Putin Is About To Leave Game: Reports On 'Unrest' In Kremlin
- 28.10.2022, 13:49
The moment of truth is coming.
Ukrainian political analyst and officer of the First Separate Special Purpose Brigade named after Ivan Bogun. Ivan Bogun Taras Berezovets said that the influential British publication The Economist has written a very remarkable piece which draws the conclusion that Russian elites have started discussing the future without Putin.
"Everyone understands that Putin has already lost, the British journalists wrote," the expert said on his YouTube channel.
Berezovets stressed that The Economist is a quality publication, not a yellow newspaper, so it cannot be suspected of far-fetched conclusions. On the contrary, its conclusions are always consistent and based on serious sources, including intelligence.
"If the Economist makes such conclusions, believe me, there's no smoke without fire. The paper's journalists are claiming that Putin is about to get out: he will be thrown out or he will use nuclear weapons," said the political analyst.
When Putin realizes that the war by conventional methods is definitively lost, there will come a critical moment when he will try to use nuclear weapons.
This is bound to happen, says Taras Berezovets. "And here is the moment of truth: either he has time to do it and after that he will become a nuclear terrorist and, respectively, a target for the West and for his own entourage, or (bingo!) Russian elites will decide to remove him before he gives an order to use these nuclear weapons," the expert predicted.
The Economist also took a serious look at possible candidates to replace Putin, but before doing so it noted that certain members of the elite had been convincing themselves for some time that Putin could not lose.

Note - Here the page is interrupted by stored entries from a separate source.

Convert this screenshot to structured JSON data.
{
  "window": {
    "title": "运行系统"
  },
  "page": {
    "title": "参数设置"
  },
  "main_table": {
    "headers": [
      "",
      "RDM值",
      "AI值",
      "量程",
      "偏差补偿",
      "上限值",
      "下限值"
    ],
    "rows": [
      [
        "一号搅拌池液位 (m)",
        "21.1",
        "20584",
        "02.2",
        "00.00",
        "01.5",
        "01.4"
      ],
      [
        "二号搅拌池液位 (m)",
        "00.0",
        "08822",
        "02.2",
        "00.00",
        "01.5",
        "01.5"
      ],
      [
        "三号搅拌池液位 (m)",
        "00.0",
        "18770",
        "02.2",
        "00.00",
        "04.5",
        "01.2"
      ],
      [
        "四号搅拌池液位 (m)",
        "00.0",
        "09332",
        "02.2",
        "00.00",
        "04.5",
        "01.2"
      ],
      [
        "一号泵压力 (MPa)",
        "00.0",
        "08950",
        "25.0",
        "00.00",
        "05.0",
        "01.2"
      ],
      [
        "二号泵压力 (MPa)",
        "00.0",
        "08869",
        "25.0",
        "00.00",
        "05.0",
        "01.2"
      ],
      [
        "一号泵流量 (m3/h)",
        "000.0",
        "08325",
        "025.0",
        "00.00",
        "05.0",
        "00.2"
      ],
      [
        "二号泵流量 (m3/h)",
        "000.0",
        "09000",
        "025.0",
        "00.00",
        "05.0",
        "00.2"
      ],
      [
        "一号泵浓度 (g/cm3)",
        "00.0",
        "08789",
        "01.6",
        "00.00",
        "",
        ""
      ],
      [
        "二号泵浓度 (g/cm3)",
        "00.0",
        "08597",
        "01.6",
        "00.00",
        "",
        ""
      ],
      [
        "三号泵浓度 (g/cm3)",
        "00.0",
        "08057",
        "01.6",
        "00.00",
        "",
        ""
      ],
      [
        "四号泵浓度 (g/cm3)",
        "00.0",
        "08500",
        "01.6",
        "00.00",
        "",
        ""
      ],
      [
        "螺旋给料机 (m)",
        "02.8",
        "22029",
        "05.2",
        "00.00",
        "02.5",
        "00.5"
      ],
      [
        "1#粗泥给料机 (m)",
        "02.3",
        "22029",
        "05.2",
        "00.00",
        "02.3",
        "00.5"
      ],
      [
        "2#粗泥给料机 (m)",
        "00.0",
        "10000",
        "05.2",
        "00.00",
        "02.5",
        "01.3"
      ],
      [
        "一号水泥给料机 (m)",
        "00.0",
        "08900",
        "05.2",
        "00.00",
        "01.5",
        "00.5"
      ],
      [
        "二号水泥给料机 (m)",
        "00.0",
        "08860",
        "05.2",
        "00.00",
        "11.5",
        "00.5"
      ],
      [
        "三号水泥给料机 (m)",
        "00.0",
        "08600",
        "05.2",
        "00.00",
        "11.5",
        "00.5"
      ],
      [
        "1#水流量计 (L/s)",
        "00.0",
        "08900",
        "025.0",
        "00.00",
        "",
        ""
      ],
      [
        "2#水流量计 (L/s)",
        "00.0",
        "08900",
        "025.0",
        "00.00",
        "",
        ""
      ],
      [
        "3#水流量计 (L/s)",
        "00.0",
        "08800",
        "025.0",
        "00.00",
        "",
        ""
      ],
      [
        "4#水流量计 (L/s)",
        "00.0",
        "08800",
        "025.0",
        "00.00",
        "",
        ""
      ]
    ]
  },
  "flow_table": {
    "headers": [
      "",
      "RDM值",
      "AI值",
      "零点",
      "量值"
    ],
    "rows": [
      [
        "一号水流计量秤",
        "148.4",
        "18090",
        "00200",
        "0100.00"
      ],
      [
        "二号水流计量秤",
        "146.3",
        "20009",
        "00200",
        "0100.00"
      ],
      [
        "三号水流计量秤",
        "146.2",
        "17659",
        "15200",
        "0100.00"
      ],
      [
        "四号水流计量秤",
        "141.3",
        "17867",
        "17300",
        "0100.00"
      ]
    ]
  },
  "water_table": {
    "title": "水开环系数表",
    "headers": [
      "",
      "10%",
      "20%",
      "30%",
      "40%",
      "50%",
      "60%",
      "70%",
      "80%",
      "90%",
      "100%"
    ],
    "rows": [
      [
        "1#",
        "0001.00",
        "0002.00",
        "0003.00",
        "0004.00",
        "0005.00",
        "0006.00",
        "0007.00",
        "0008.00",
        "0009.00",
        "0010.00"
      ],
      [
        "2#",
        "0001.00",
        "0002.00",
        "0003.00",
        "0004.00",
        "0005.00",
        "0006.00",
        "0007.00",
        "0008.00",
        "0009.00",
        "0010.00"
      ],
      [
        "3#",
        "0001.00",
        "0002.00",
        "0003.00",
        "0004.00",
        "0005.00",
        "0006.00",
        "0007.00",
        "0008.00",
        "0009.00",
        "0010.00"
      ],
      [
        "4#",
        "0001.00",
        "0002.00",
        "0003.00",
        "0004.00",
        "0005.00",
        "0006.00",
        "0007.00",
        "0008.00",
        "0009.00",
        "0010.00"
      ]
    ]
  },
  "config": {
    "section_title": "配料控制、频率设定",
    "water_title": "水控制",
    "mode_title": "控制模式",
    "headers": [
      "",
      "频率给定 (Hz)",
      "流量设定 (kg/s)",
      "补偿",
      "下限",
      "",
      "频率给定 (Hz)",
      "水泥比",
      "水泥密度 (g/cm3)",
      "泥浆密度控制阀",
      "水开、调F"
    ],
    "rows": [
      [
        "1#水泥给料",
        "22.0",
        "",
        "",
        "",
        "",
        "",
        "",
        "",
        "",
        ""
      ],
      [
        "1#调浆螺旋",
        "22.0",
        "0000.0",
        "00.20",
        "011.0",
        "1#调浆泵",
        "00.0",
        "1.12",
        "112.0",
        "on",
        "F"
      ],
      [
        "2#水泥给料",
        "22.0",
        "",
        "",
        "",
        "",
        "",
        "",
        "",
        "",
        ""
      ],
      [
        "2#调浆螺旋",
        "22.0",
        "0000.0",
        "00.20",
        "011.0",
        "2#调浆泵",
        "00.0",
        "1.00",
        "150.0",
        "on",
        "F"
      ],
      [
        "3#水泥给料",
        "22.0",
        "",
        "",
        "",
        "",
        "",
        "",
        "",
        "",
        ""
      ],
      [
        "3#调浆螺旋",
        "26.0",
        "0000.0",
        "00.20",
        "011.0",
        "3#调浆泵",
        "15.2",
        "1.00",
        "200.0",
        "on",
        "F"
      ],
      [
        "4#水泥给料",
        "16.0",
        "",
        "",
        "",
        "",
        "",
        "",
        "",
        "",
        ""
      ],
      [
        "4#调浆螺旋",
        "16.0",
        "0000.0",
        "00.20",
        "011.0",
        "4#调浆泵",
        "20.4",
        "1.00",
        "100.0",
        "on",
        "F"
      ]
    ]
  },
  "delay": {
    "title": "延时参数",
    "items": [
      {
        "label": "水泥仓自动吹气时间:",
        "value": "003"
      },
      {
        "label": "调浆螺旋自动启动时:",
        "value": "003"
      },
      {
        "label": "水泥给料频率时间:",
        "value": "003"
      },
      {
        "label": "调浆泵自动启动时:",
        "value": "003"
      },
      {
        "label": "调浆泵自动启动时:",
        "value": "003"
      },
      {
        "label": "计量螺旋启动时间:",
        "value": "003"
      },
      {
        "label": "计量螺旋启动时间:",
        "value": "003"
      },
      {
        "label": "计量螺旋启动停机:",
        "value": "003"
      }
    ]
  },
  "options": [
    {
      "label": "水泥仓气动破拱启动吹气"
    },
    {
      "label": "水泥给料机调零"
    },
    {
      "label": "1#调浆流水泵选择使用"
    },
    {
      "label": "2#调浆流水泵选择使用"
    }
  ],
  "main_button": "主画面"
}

This view was finally ruined when the Russian president announced a "partial mobilisation".
"The radical grouping that consists of Kadyrov and Prigozhin, as well as a number of other strongmen, pose the greatest danger if they come to power. Who would oppose them? The Economist journalists have several answers to this question," Berezovets said. "It could be Dmitry Patrushev, the son of Nikolai Patrushev, who is said to be the most likely candidate to replace Putin. Other less likely options are Sergei Kirienko, Sergei Sobyanin and Mikhail Mishustin. Nevertheless, no one doubts that radical groups will clash with the aforementioned personalities. And that will lead Russia into total chaos".